With the ongoing success of farmer clusters throughout the UK, where farmers and land managers work cohesively together to better deliver greater benefits for soil, water and wildlife at a landscape scale, the GWCT have introduced the concept of a community keeper to the equation.
Many are fully aware of the vast benefits that legal, humane and targeted predation control bring to the countryside; where competent predation control alongside quality habitat restoration and maintenance helps threatened species such as curlew, lapwing and grey partridge as well as a plethora of additional species.
Traditionally, predation control has been professionally undertaken where there are game birds and livestock to protect. More recently predation control has been adopted by a wider circle, including conservation organisations aiming to protect threatened species on nature reserves. But what about those areas where there is no conventional need to undertake predation control? Or those areas where amateur predation control is un-coordinated and ineffective at a larger landscape scale?
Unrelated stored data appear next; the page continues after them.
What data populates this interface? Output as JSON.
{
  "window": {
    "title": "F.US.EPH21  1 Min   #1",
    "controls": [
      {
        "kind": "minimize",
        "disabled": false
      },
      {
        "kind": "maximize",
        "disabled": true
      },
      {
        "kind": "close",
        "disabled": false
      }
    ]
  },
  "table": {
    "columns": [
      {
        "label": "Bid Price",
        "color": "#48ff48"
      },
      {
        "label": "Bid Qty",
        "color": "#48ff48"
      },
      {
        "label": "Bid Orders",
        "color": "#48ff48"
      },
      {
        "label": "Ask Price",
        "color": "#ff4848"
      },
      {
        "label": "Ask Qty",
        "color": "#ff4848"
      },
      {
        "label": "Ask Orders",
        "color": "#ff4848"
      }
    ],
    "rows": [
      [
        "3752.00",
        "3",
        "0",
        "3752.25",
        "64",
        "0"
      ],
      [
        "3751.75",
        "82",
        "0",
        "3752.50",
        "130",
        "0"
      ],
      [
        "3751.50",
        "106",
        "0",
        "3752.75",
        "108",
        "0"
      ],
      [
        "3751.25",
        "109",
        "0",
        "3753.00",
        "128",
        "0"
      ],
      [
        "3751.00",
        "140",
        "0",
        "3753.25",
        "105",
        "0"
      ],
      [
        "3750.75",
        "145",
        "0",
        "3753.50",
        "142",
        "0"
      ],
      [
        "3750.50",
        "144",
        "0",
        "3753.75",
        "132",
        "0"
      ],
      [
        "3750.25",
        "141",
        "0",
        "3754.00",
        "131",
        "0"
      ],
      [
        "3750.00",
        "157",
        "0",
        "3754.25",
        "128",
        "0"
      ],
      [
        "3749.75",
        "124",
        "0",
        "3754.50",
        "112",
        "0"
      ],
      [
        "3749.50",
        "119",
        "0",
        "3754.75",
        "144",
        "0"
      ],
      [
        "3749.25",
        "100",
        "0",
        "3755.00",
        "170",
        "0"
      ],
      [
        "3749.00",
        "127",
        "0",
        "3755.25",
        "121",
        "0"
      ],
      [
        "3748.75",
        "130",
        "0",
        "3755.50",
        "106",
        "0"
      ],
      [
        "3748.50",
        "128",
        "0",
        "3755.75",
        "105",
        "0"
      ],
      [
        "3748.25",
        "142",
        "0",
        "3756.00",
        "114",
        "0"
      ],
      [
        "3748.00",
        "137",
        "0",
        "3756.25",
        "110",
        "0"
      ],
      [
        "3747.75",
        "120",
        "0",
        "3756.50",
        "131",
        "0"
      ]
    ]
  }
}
By collaboratively working together farmer clusters can employ a community keeper to manage the predation control at the landscape scale. Whether this be as a practitioner themselves, working on land where predation control has not previously been undertaken, or to coordinate a wider group of professional practitioners to ensure cohesive collaboration towards a common goal. The community keeper is most likely needed to be both practitioner and coordinator, with a wide skillset allowing them to liaise effectively with all in the cluster.
In Wales, the GWCT has helped set up two farmer clusters using the government funded Sustainable Management Scheme (SMS). To receive the funding from Welsh Government each farmer group formed a Community Interest Company (CIC) and outlined the plan to employ a community keeper within their funding application. One group were successfully granted their funding in January this year (2021) and quickly recruited their community keeper who is employed seasonally by the CIC, from mid- February to mid- August and works across 15 of the 18 farms in the cluster.
This group aims to holistically improve eco-system resilience at a landscape scale, aiming to address issues such as soil health, water quality and biodiversity loss. The community keeper was employed to tackle biodiversity loss, aiming to have a positive impact on farmland birds and other species such as the brown hare. Crucially, although the SMS is not designed to focus on a single species, the area still hosts some of the last remaining pairs of lowland curlew in Wales and we are all hoping the community keeper can make a difference to their breeding success. As always, the picture is a complicated one with many variables, but the group are doing everything they feasibly can to make a difference.
As with any landscape scale, community collaboration there are always difficulties and barriers to overcome. Liaising with other practitioners and ensuring standards across the cluster area has been challenging, but the aim is always to be inclusive, working with everyone towards a common goal and we are sure that the area will be better for having the community keeper in place.
In addition to the predation control, the group has found having a community keeper a great asset to the SMS as they form the boots on the ground side of the project, helping the facilitators and often acting as the first port of call.
The concept of a community keeper is a new one. The second SMS farmer group have just been granted their funding and will be employing their community keeper in February 2022 to further test the concept. It is very exciting, and the initial feedback is incredibly positive so it will be interesting in the future to see how the concept is adopted by other clusters. When considering the positive impact community keepers could have, there is much potential for farmer clusters across the UK to achieve even greater results.